Jimmy White paid tribute too on an emotional day for Davis at the Crucible Theatre.
"He's been a fantastic ambassador for the game. I've got all the respect in the world for him" - Jimmy White
After 38 years as a professional, 28 ranking titles, three Masters crowns, 355 century breaks, and 31 years on from that Crucible black-ball final against Dennis Taylor, Davis announced his retirement with immediate effect.
His career had effectively almost ground to a halt, with falling off the main tour meaning there were few playing opportunities.
A 10-4 defeat to Fergal O'Brien in the first of three qualifying rounds for this year's World Championship confirmed to Davis it was time to quit.
Davis' father, Bill, died last month at the age of 89 after a period of failing health.
Davis said: "It came to my mind that perhaps it was the right time to stop.
"And my father wasn't very well. So I entered, for him, this year's World Championship. He was still alive when I entered, then he passed away so I played the match against Fergal. That was the only match I ever played without him."
His voice cracked as he fought to get the words out. There were two great relationships Davis enjoyed in snooker: with his father, who in the early 1970s presented him with namesake Joe Davis' blueprint for the game, How I Play Snooker, and with Hearn, whom he first met 40 years ago.
With dad Bill and manager Hearn by his side, Davis won world titles in 1981, 1983, 1984, 1987, 1988 and 1989.

So long was his career that at one end of it he played against Fred Davis, Joe's brother who was born in 1913, and at the other against current rising star Kyren Wilson, who was not alive for any of Davis' six Crucible wins.
Davis is certain snooker is heading for another boom era.
"I'm really pleased to have been part of the start of it. Everyone says we're lucky to have been a part of a golden period but I think the best years are still to come," he said.
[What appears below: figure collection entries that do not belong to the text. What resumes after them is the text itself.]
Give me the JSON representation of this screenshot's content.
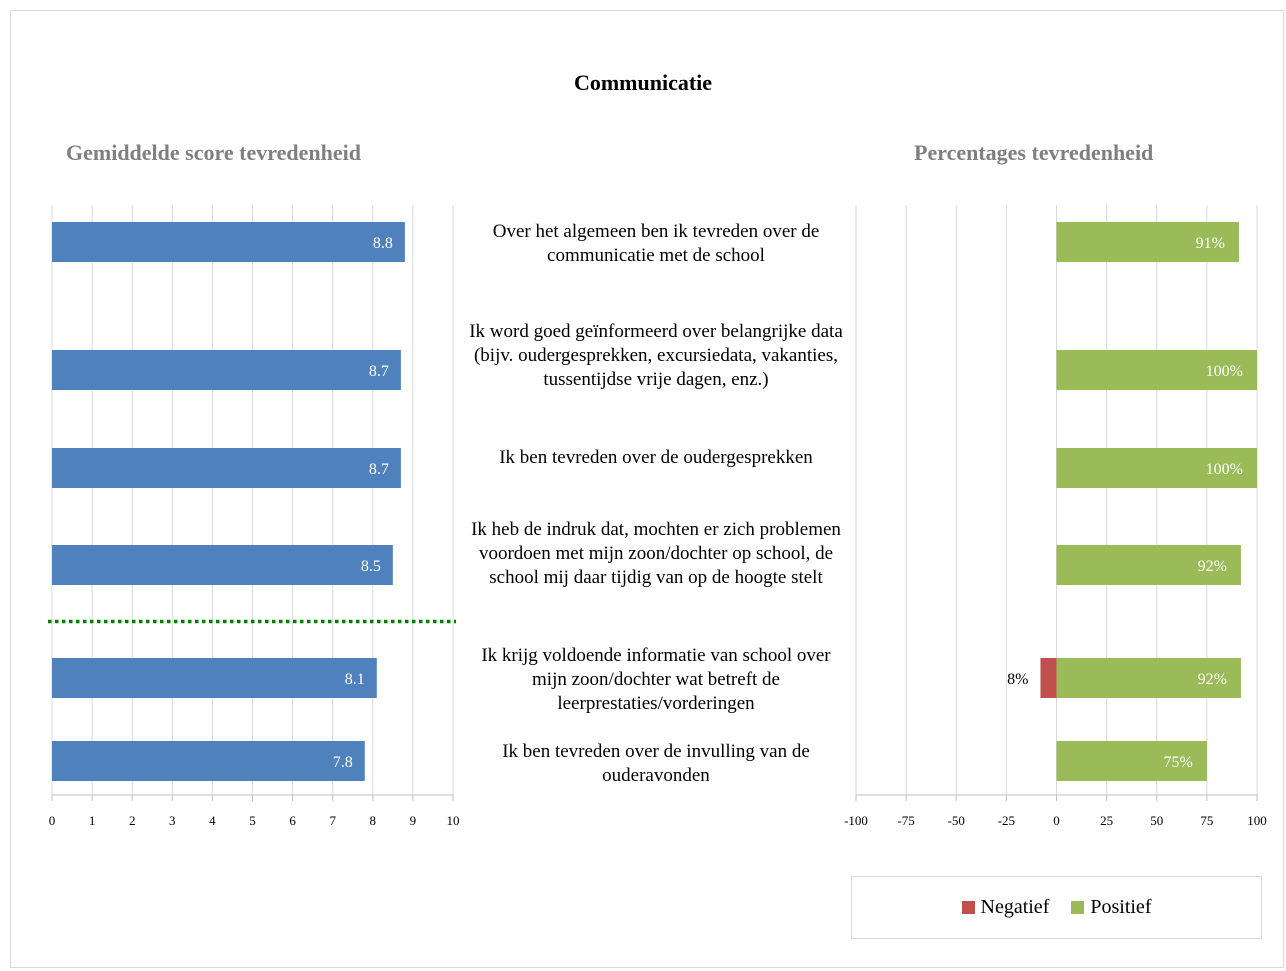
{
  "title": "Communicatie",
  "colors": {
    "avg_bar": "#4f81bd",
    "negatief": "#c0504d",
    "positief": "#9bbb59",
    "gridline": "#d9d9d9",
    "benchmark": "#008000"
  },
  "questions": [
    "Over het algemeen ben ik tevreden over de communicatie met de school",
    "Ik word goed geïnformeerd over belangrijke data (bijv. oudergesprekken, excursiedata, vakanties, tussentijdse vrije dagen, enz.)",
    "Ik ben tevreden over de oudergesprekken",
    "Ik heb de indruk dat, mochten er zich problemen voordoen met mijn zoon/dochter op school, de school mij daar tijdig van op de hoogte stelt",
    "Ik krijg voldoende informatie van school over mijn zoon/dochter wat betreft de leerprestaties/vorderingen",
    "Ik ben tevreden over de invulling van de ouderavonden"
  ],
  "legend": {
    "negatief": "Negatief",
    "positief": "Positief"
  },
  "chart_data": [
    {
      "type": "bar",
      "orientation": "horizontal",
      "title": "Gemiddelde score tevredenheid",
      "categories": [
        "Over het algemeen ben ik tevreden over de communicatie met de school",
        "Ik word goed geïnformeerd over belangrijke data (bijv. oudergesprekken, excursiedata, vakanties, tussentijdse vrije dagen, enz.)",
        "Ik ben tevreden over de oudergesprekken",
        "Ik heb de indruk dat, mochten er zich problemen voordoen met mijn zoon/dochter op school, de school mij daar tijdig van op de hoogte stelt",
        "Ik krijg voldoende informatie van school over mijn zoon/dochter wat betreft de leerprestaties/vorderingen",
        "Ik ben tevreden over de invulling van de ouderavonden"
      ],
      "values": [
        8.8,
        8.7,
        8.7,
        8.5,
        8.1,
        7.8
      ],
      "data_labels": [
        "8.8",
        "8.7",
        "8.7",
        "8.5",
        "8.1",
        "7.8"
      ],
      "xlim": [
        0,
        10
      ],
      "xticks": [
        0,
        1,
        2,
        3,
        4,
        5,
        6,
        7,
        8,
        9,
        10
      ],
      "benchmark_line": "dotted green separator between rows 4 and 5",
      "grid": true
    },
    {
      "type": "bar",
      "orientation": "horizontal",
      "stacked": true,
      "title": "Percentages tevredenheid",
      "categories": [
        "Over het algemeen ben ik tevreden over de communicatie met de school",
        "Ik word goed geïnformeerd over belangrijke data (bijv. oudergesprekken, excursiedata, vakanties, tussentijdse vrije dagen, enz.)",
        "Ik ben tevreden over de oudergesprekken",
        "Ik heb de indruk dat, mochten er zich problemen voordoen met mijn zoon/dochter op school, de school mij daar tijdig van op de hoogte stelt",
        "Ik krijg voldoende informatie van school over mijn zoon/dochter wat betreft de leerprestaties/vorderingen",
        "Ik ben tevreden over de invulling van de ouderavonden"
      ],
      "series": [
        {
          "name": "Negatief",
          "values": [
            0,
            0,
            0,
            0,
            -8,
            0
          ],
          "labels": [
            "",
            "",
            "",
            "",
            "8%",
            ""
          ]
        },
        {
          "name": "Positief",
          "values": [
            91,
            100,
            100,
            92,
            92,
            75
          ],
          "labels": [
            "91%",
            "100%",
            "100%",
            "92%",
            "92%",
            "75%"
          ]
        }
      ],
      "xlim": [
        -100,
        100
      ],
      "xticks": [
        -100,
        -75,
        -50,
        -25,
        0,
        25,
        50,
        75,
        100
      ],
      "grid": true,
      "legend_position": "bottom"
    }
  ]
}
Hearn said, according to several national newspapers: "A knighthood is so far overdue for Steve Davis it is difficult to comprehend, given the level of his contribution to British sport. It would be the very least he deserves."
World Snooker chief Hearn did not hesitate in naming the highlight of their time together: the first world title.
"It's easy to say the 1981 World Championship was the moment that lives with me for the rest of my life," Hearn said,
"I think of it almost every day still now. It was a breakthrough moment for both of us. We were two council house kids. We didn't have anything but we had a dream, we had a belief in each other's ability, with father Bill as an integral part of the team, and the three of us took on the world and won.
"Of all the thousands and thousands of sporting events I've done, and all the great days I've had, nothing gets remotely close to that moment in 1981."
Long-time rival White added: "He's been a fantastic ambassador for the game. I've got all the respect in the world for him."